Measurements of interest to $^{18}$F nucleosynthesis with the JENSA gas-jet target

The observation of $^{18}$F decay in novae would provide a direct test of nova models. To interpret such observations, the nuclear reactions that create and destroy $^{18}$F in novae must be understood. The destruction primarily occurs through the $^{18}$F($p,\alpha$)$^{15}$O reaction via resonances from states in $^{19}$Ne. Significant uncertainties remain concerning the properties of these states near the proton threshold at 6411 keV. We will use the JENSA (Jet Experiments in Nuclear Structure and Astrophysics) gas jet target at Oak Ridge National Laboratory to study these levels via the $^{20}$Ne($p,d$)$^{19}$Ne reaction.
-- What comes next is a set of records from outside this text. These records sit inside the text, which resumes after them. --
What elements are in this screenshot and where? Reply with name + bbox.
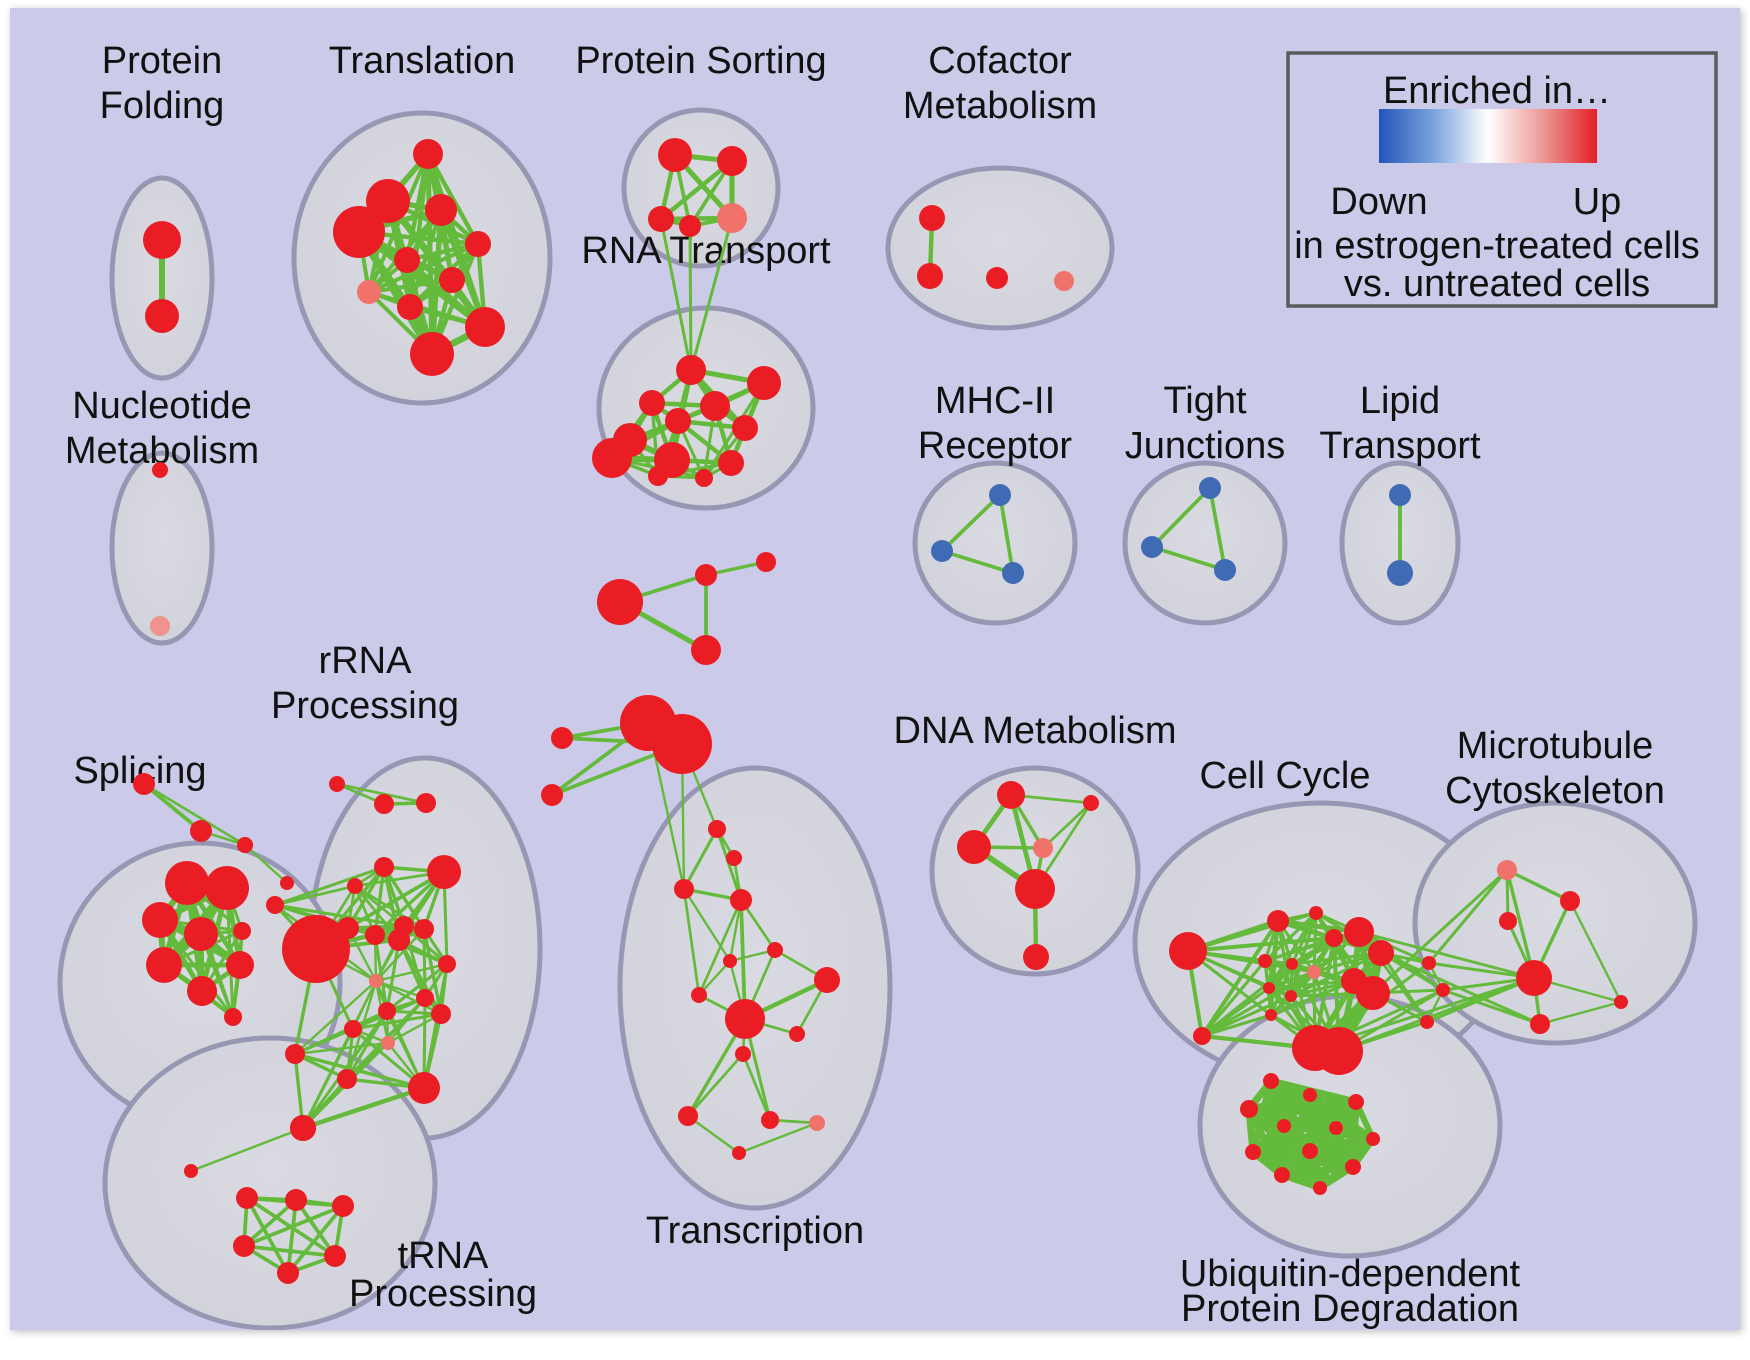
svg-text:Microtubule: Microtubule <box>1457 725 1653 767</box>
svg-text:Transcription: Transcription <box>646 1210 864 1252</box>
svg-text:DNA Metabolism: DNA Metabolism <box>894 710 1177 752</box>
svg-text:Translation: Translation <box>329 40 516 82</box>
svg-text:Protein: Protein <box>102 40 222 82</box>
svg-text:Down: Down <box>1330 181 1427 223</box>
svg-text:RNA Transport: RNA Transport <box>581 230 831 272</box>
svg-text:in estrogen-treated cells: in estrogen-treated cells <box>1294 225 1700 267</box>
svg-text:Folding: Folding <box>100 85 225 127</box>
svg-text:Lipid: Lipid <box>1360 380 1440 422</box>
svg-text:Cytoskeleton: Cytoskeleton <box>1445 770 1665 812</box>
svg-text:vs. untreated cells: vs. untreated cells <box>1344 263 1650 305</box>
svg-text:Cofactor: Cofactor <box>928 40 1072 82</box>
svg-text:Tight: Tight <box>1163 380 1247 422</box>
svg-text:Up: Up <box>1573 181 1622 223</box>
svg-text:Protein Sorting: Protein Sorting <box>575 40 826 82</box>
svg-text:tRNA: tRNA <box>398 1235 489 1277</box>
svg-text:Enriched in…: Enriched in… <box>1383 70 1611 112</box>
svg-text:Junctions: Junctions <box>1125 425 1286 467</box>
svg-text:Transport: Transport <box>1319 425 1481 467</box>
svg-text:MHC-II: MHC-II <box>935 380 1055 422</box>
svg-text:Metabolism: Metabolism <box>903 85 1097 127</box>
svg-text:Processing: Processing <box>271 685 459 727</box>
svg-text:Nucleotide: Nucleotide <box>72 385 252 427</box>
svg-text:rRNA: rRNA <box>319 640 413 682</box>
svg-text:Processing: Processing <box>349 1273 537 1315</box>
svg-text:Protein Degradation: Protein Degradation <box>1181 1288 1519 1330</box>
svg-text:Cell Cycle: Cell Cycle <box>1199 755 1370 797</box>
svg-text:Receptor: Receptor <box>918 425 1073 467</box>
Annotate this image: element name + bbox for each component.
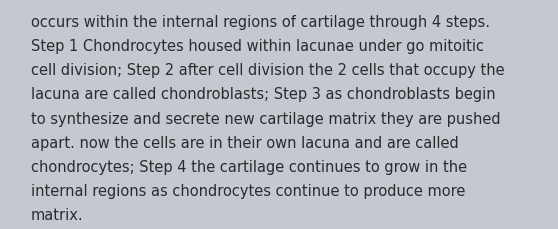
Text: matrix.: matrix. — [31, 207, 83, 222]
Text: to synthesize and secrete new cartilage matrix they are pushed: to synthesize and secrete new cartilage … — [31, 111, 501, 126]
Text: Step 1 Chondrocytes housed within lacunae under go mitoitic: Step 1 Chondrocytes housed within lacuna… — [31, 39, 484, 54]
Text: lacuna are called chondroblasts; Step 3 as chondroblasts begin: lacuna are called chondroblasts; Step 3 … — [31, 87, 496, 102]
Text: occurs within the internal regions of cartilage through 4 steps.: occurs within the internal regions of ca… — [31, 15, 490, 30]
Text: apart. now the cells are in their own lacuna and are called: apart. now the cells are in their own la… — [31, 135, 459, 150]
Text: cell division; Step 2 after cell division the 2 cells that occupy the: cell division; Step 2 after cell divisio… — [31, 63, 504, 78]
Text: internal regions as chondrocytes continue to produce more: internal regions as chondrocytes continu… — [31, 183, 465, 198]
Text: chondrocytes; Step 4 the cartilage continues to grow in the: chondrocytes; Step 4 the cartilage conti… — [31, 159, 467, 174]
In the longer term, we plan to study one of the primary reactions for $^{18}$F creation, the $^{17}$F($p,\gamma$)$^{18}$Ne reaction, by bombarding localized $^{3}$He targets in JENSA with radioactive $^{17}$F beams produced at the ReA3 facility at the National Superconducting Cyclotron Laboratory. The ($^{3}$He,d) reaction will be measured on $^{17}$F beams to constrain the $^{17}$F($p,\gamma$)$^{18}$Ne direct capture rate at nova temperatures. The JENSA target along with first results and future plans will be presented.   
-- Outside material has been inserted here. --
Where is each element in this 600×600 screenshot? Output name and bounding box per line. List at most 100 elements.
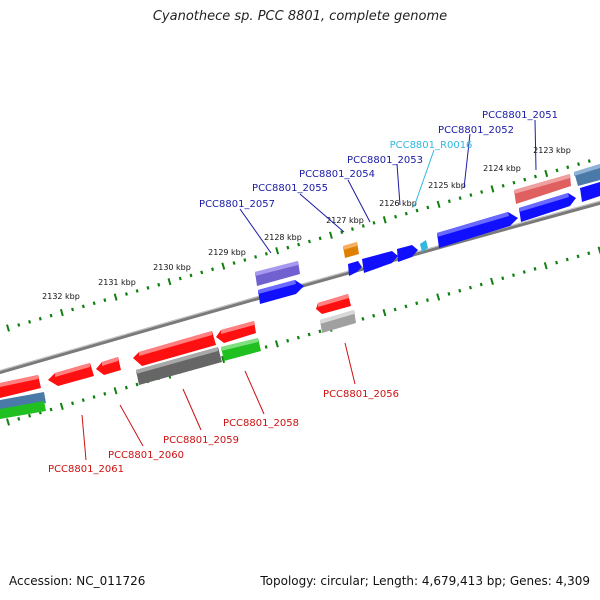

Cross Section Measurement of the $^{12}$C($^{6}$Li, d)$^{16}$O Reaction and the $^{12}$C($\alpha $, $\gamma )^{16}$O Reaction

The $^{12}$C($\alpha $, $\gamma)^{16}$O reaction is a very important reaction for the understanding of the helium burning in massive stars. However, despite many experimental studies, the low-energy cross-section of the $^{12}$C($\alpha $, $\gamma )^{16}$O reaction remains highly uncertain. In view of the importance of $^{12}$C($\alpha $, $\gamma )^{16}$O reaction, a new determination of the $^{12}$C($\alpha $, $\gamma )^{16}$O reaction cross-section has been performed via a measurement of the transfer reaction $^{12}$C($^{6}$Li, d)$^{16}$O at the Edwards Accelerator Laboratory at Ohio University. The differential cross-section of the $^{12}$C($^{6}$Li, d)$^{16}$O reaction has been measured to the 0$^{+}$ (6.05 MeV), 3$^{-}$ (6.13 MeV), 2$^{+}$ (6.92 MeV), and 1$^{-}$ (7.12 MeV) states of $^{16}$O with $^{6}$Li beams of 3-, 4-, and 5-MeV. The cross-section measurements were done by detecting the deuterons. The time of flight method was used to separate the different particles.   

$^{25}$Na studied in the $^{9}$Be($^{18}$O,pn) reaction

$^{25}$Na was produced via the $^{9}$Be($^{18}$O,pn) reaction which favored the production of higher spin states. Three new states have been discovered as well as ten new gamma rays and a doublet of states has been resolved through high resolution gamma ray spectroscopy. Observed states have been analyzed using the Doppler shift attenuation method and angular distributions of the gamma decays have been measured leading to new spin assignments. Experimental results have been compared to theoretical results from the Cosmo shell-model code.